Evaluation of malignant pleural mesothelioma (MPM) cell capacity to drive monocyte differentiation into M2-like macrophages using a multicellular tumor spheroid (MCTS) model. Meso 34 cells were cultured with or without 30% of monocytes (Mo) in low adherence conditions for 3 days. (A) Macrophage phenotype was studied using immunohistochemistry with CD14 or CD163 labeling. To confirm the presence of macrophages, (B) MCTSs were labeled with an anti-CD163 antibody coupled to Alexa-Fluor 647 (purple), Hoechst for nuclei staining (blue) and observed using confocal microscopy. (C) Representative analysis of three independent flow cytometry experiments showing CD14 and CD163 expression on HLA-DR+ and CD14+ cells in MCTS. (D) Expressions of MAFB, CD14, CD163 and IL10 mRNA were measured using quantitative real-time PCR. Results are means±SEM of six independent experiments. *p<0.05; **p<0.01. (E) Impact of the presence of macrophages in MCTS was determined by measuring the levels of IL-6, IL-1RA, IL-10 and IP-10 (CXCL10) in MCTS culture supernatants. Results are means±SEM of six independent experiments. **p<0.01.

Figure 5

Effect of CSF-1R inhibition on macrophages in multicellular tumor spheroid (MCTS). Meso 34 cells were cultured with or without 30% of monocytes (Mono) in low adherence conditions for 3 days in the presence or not of 1 µM GW2580. (A) Expressions of MAFB, CD14, CD163 and IL10 mRNA were measured using quantitative real-time PCR. Results are means±SEM of three independent experiments. *p<0.05; ns, non-significant. (B) Levels of interleukin (IL)-6, IL-1RA, IL-1β, tumor necrosis factor alpha (TNFα), IL-10 and IP-10 (CXCL10) in MCTS culture supernatants.
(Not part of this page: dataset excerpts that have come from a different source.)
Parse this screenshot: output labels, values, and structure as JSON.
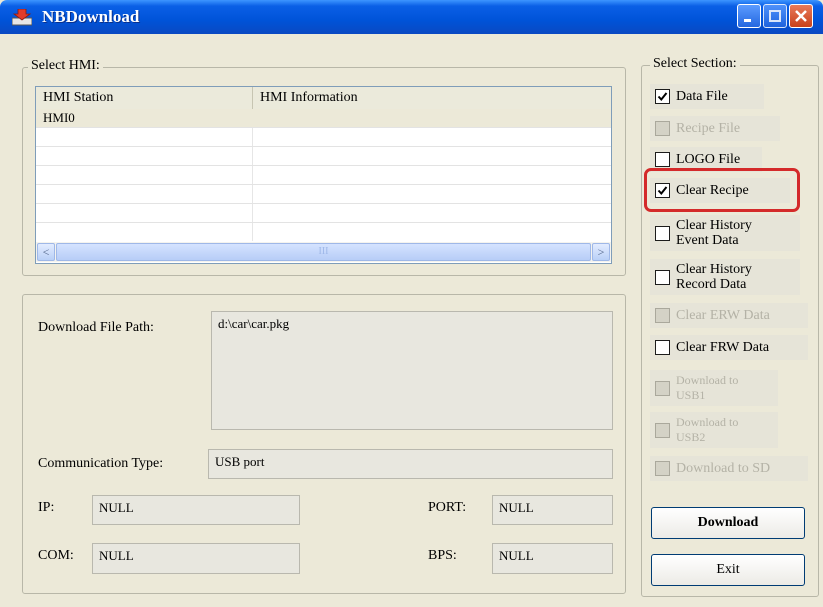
{
  "window": {
    "title": "NBDownload"
  },
  "select_hmi": {
    "label": "Select HMI:",
    "columns": [
      "HMI Station",
      "HMI Information"
    ],
    "rows": [
      {
        "station": "HMI0",
        "info": ""
      }
    ],
    "scroll_left": "<",
    "scroll_right": ">",
    "scroll_grip": "III"
  },
  "download": {
    "path_label": "Download File Path:",
    "path_value": "d:\\car\\car.pkg",
    "comm_label": "Communication Type:",
    "comm_value": "USB port",
    "ip_label": "IP:",
    "ip_value": "NULL",
    "port_label": "PORT:",
    "port_value": "NULL",
    "com_label": "COM:",
    "com_value": "NULL",
    "bps_label": "BPS:",
    "bps_value": "NULL"
  },
  "select_section": {
    "label": "Select Section:",
    "items": [
      {
        "label": "Data File",
        "checked": true,
        "enabled": true
      },
      {
        "label": "Recipe File",
        "checked": false,
        "enabled": false
      },
      {
        "label": "LOGO File",
        "checked": false,
        "enabled": true
      },
      {
        "label": "Clear Recipe",
        "checked": true,
        "enabled": true
      },
      {
        "label": "Clear History Event Data",
        "line1": "Clear History",
        "line2": "Event Data",
        "checked": false,
        "enabled": true
      },
      {
        "label": "Clear History Record Data",
        "line1": "Clear History",
        "line2": "Record Data",
        "checked": false,
        "enabled": true
      },
      {
        "label": "Clear ERW Data",
        "checked": false,
        "enabled": false
      },
      {
        "label": "Clear FRW Data",
        "checked": false,
        "enabled": true
      },
      {
        "label": "Download to USB1",
        "line1": "Download to",
        "line2": "USB1",
        "checked": false,
        "enabled": false
      },
      {
        "label": "Download to USB2",
        "line1": "Download to",
        "line2": "USB2",
        "checked": false,
        "enabled": false
      },
      {
        "label": "Download to SD",
        "checked": false,
        "enabled": false
      }
    ],
    "highlight_color": "#d42a2a"
  },
  "buttons": {
    "download": "Download",
    "exit": "Exit"
  },
  "colors": {
    "titlebar": "#0053d8",
    "face": "#ece9d8",
    "highlight": "#d42a2a"
  }
}
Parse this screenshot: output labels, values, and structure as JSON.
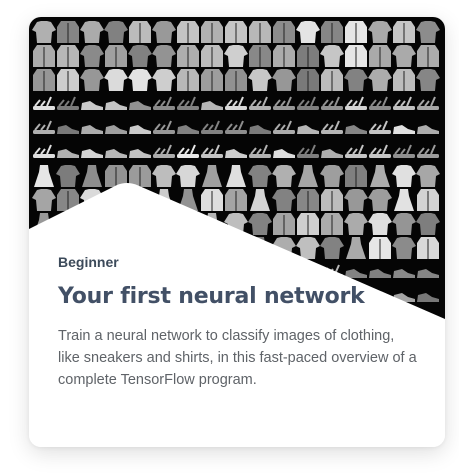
{
  "card": {
    "level": "Beginner",
    "title": "Your first neural network",
    "description": "Train a neural network to classify images of clothing, like sneakers and shirts, in this fast-paced overview of a complete TensorFlow program.",
    "image_icon": "fashion-mnist-grid-image"
  }
}
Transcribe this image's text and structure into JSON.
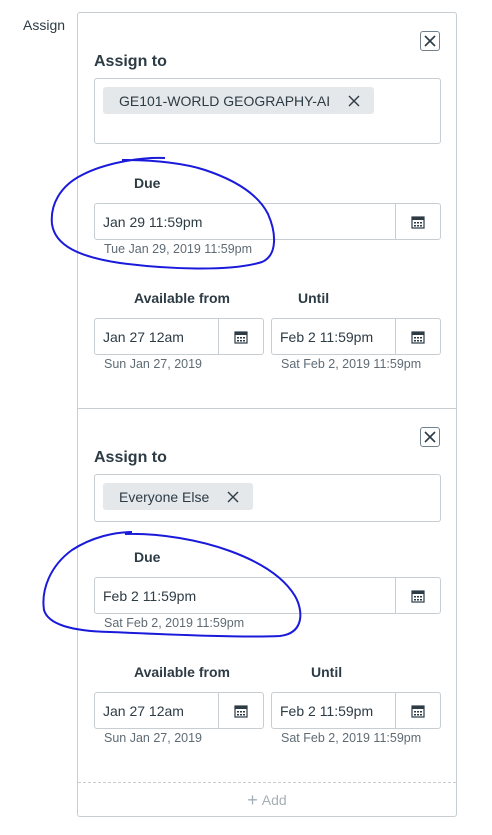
{
  "side_label": "Assign",
  "cards": [
    {
      "assign_to_label": "Assign to",
      "assignee": "GE101-WORLD GEOGRAPHY-AI",
      "due": {
        "label": "Due",
        "value": "Jan 29 11:59pm",
        "full": "Tue Jan 29, 2019 11:59pm"
      },
      "available_from": {
        "label": "Available from",
        "value": "Jan 27 12am",
        "full": "Sun Jan 27, 2019"
      },
      "until": {
        "label": "Until",
        "value": "Feb 2 11:59pm",
        "full": "Sat Feb 2, 2019 11:59pm"
      }
    },
    {
      "assign_to_label": "Assign to",
      "assignee": "Everyone Else",
      "due": {
        "label": "Due",
        "value": "Feb 2 11:59pm",
        "full": "Sat Feb 2, 2019 11:59pm"
      },
      "available_from": {
        "label": "Available from",
        "value": "Jan 27 12am",
        "full": "Sun Jan 27, 2019"
      },
      "until": {
        "label": "Until",
        "value": "Feb 2 11:59pm",
        "full": "Sat Feb 2, 2019 11:59pm"
      }
    }
  ],
  "add_label": "Add",
  "icons": {
    "close": "close-icon",
    "calendar": "calendar-icon",
    "remove": "remove-token-icon",
    "add": "plus-icon"
  },
  "colors": {
    "annotation": "#1a1adb",
    "border": "#c7cdd1",
    "token_bg": "#e5e8ea"
  }
}
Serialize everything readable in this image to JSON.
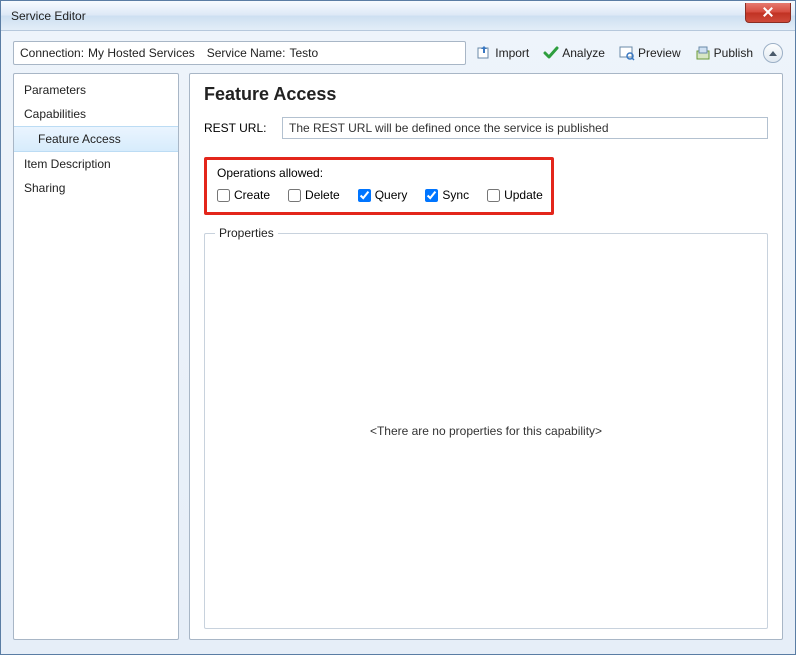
{
  "window": {
    "title": "Service Editor"
  },
  "toolbar": {
    "connection_label": "Connection:",
    "connection_value": "My Hosted Services",
    "service_name_label": "Service Name:",
    "service_name_value": "Testo",
    "import_label": "Import",
    "analyze_label": "Analyze",
    "preview_label": "Preview",
    "publish_label": "Publish"
  },
  "sidebar": {
    "items": [
      {
        "label": "Parameters",
        "child": false,
        "selected": false
      },
      {
        "label": "Capabilities",
        "child": false,
        "selected": false
      },
      {
        "label": "Feature Access",
        "child": true,
        "selected": true
      },
      {
        "label": "Item Description",
        "child": false,
        "selected": false
      },
      {
        "label": "Sharing",
        "child": false,
        "selected": false
      }
    ]
  },
  "panel": {
    "heading": "Feature Access",
    "rest_label": "REST URL:",
    "rest_value": "The REST URL will be defined once the service is published",
    "ops_title": "Operations allowed:",
    "operations": [
      {
        "label": "Create",
        "checked": false
      },
      {
        "label": "Delete",
        "checked": false
      },
      {
        "label": "Query",
        "checked": true
      },
      {
        "label": "Sync",
        "checked": true
      },
      {
        "label": "Update",
        "checked": false
      }
    ],
    "properties_legend": "Properties",
    "properties_empty": "<There are no properties for this capability>"
  }
}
Results are means±SEM of six independent experiments. *p<0.05; **p<0.01; ns, non-significant.

Figure 6

Effect of macrophage and CSF-1R inhibition on the specific CD8 T cell clone cytotoxic activity against MPM cells. Meso 34 NanoLuc cells were cultured with or without monocytes (Mono) in low adherence conditions. After 3 days, a MUC1-specific CD8 T cell clone was added for 24 hours. Then, supernatants were collected and NanoLuc activity was measured to determine cell lysis. (A) Effect of the presence of macrophages on the cytotoxic activity of the MUC1-specific T cell clone. Results are means±SEM of four independent experiments. Meso34 vs Meso34+Mono: *p<0.05. (B) Impact of the inhibition of CSF-1R, using GW2580 (1 µM), on the T cell clone cytotoxic activity. **p<0.01; ***p<0.001. CSF-1R, colony stimulatingfactor-1 Receptor; MPM, malignant pleural mesothelioma; RLU, relative light units.